The server software I’m using is Molly Brown mostly because it’s already in the Debian 12 repository and seems to be the only Gemini server packaged in Debian’s offical repository (unless I’m not looking hard enough)? But nevertheless the packager for the package did quite some systemd service file hardening that had me scratching for quite a while till I managed to get it and setup properly using the provided service file. I learn’t a bit about systemd sandboxing and service hardening today at least.
https://tildegit.org/solderpunk/molly-brown
Despite the laptop being 16 years old and was already bottom-tier for its time, it does at least have x86-64, 2 cores, and the ethernet port working. It also somewhat feels faster to use via ssh terminal than the Raspberry Pi 2B! That being said I kind of have two paths I’m thinking of.
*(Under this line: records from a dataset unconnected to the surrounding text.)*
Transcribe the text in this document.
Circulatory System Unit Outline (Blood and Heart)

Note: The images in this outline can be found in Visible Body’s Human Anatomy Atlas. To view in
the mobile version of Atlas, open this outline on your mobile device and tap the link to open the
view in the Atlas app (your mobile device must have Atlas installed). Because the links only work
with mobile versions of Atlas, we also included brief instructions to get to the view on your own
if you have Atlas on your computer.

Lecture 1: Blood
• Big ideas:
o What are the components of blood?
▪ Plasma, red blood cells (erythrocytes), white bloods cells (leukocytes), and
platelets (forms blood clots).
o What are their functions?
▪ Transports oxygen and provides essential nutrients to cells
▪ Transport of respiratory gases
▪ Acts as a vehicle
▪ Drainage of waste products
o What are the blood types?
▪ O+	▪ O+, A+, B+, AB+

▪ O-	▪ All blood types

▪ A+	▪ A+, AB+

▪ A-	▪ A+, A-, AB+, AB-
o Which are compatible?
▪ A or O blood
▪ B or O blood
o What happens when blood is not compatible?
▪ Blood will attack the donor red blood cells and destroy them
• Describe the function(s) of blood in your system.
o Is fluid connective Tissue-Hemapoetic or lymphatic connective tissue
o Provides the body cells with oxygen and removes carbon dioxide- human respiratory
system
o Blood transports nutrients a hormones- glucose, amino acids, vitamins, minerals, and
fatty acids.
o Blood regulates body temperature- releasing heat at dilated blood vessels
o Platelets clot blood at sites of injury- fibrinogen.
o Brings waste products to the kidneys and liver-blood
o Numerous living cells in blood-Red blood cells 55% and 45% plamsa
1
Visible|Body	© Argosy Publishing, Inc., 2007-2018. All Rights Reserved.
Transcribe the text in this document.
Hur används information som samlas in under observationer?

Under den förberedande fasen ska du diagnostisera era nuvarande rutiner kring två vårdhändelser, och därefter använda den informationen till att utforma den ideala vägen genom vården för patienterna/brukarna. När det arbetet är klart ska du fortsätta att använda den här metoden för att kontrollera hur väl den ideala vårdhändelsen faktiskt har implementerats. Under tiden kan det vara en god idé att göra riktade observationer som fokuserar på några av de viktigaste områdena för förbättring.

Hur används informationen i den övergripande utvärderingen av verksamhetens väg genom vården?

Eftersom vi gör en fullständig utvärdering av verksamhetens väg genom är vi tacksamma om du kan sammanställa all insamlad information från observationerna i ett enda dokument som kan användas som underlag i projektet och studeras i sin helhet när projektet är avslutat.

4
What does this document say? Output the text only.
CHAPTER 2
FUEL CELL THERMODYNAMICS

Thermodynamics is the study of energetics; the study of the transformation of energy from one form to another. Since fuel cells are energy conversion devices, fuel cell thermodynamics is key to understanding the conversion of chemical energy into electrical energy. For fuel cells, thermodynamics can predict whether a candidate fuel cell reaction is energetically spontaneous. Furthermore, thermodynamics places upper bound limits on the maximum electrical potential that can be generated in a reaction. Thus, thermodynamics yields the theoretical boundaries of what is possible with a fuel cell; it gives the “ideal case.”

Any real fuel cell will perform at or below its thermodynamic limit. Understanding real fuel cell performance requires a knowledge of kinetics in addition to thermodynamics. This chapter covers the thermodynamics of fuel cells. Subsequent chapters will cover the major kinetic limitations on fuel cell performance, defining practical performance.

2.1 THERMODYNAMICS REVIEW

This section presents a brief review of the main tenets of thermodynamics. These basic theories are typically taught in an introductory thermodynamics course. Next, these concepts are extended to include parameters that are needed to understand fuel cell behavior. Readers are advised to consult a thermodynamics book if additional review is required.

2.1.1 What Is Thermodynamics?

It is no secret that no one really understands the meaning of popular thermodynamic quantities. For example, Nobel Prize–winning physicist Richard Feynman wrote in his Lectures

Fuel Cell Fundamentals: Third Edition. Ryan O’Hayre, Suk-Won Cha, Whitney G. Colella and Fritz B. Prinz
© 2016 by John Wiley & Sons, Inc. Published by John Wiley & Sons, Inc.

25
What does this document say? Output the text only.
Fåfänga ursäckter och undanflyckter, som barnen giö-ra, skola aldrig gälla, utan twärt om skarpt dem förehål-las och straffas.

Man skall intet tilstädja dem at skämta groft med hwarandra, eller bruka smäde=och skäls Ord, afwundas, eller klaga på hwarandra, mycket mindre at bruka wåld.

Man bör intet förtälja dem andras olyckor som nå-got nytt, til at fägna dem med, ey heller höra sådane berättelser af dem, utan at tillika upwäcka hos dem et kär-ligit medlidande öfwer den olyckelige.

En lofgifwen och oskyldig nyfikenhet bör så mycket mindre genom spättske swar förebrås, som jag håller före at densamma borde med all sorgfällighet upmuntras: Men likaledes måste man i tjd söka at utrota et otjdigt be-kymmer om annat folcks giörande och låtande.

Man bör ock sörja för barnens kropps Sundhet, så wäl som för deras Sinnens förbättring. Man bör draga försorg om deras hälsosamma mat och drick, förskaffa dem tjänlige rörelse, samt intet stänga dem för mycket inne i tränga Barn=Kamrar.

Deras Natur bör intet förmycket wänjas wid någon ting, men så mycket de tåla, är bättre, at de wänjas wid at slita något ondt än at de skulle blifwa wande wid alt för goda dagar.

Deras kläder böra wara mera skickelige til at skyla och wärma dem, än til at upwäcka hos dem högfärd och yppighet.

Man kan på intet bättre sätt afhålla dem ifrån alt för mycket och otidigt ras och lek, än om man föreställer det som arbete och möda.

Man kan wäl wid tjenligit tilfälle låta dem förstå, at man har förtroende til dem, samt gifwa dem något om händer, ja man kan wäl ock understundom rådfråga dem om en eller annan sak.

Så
First being to upgrade the laptop’s CPU, RAM, and storage to the most it can handle, and yes I really mean the CPU. This laptop is just old and thick enough that it’s designed with the CPU being socketed and swappable, which means it can be upgraded to an Intel Core 2 Duo T-series (unfortantly not the Quad-series but they barely existed compared to Duos on laptops anyway). Of course, it’s to wonder if this would be a worthy improvement to the laptop and if it’s even enough to setup heavier services like a Fediverse and Matrix server for example, but at least the laptop will still be getting more use out of it.
The other option is just simply get some low-power used mini-computer which is much newer and have better specs, which gives less uncertaintly on running heavier services and even as a game server also. Also have no screen is a bonus when doing reboots, but then maybe just taking off the screen off the laptop should do anyway and use the VGA if I even really need one once in a while.
Might do the first option just to screw around with the laptop, the second option is inevitable anyway if I keep on running some server.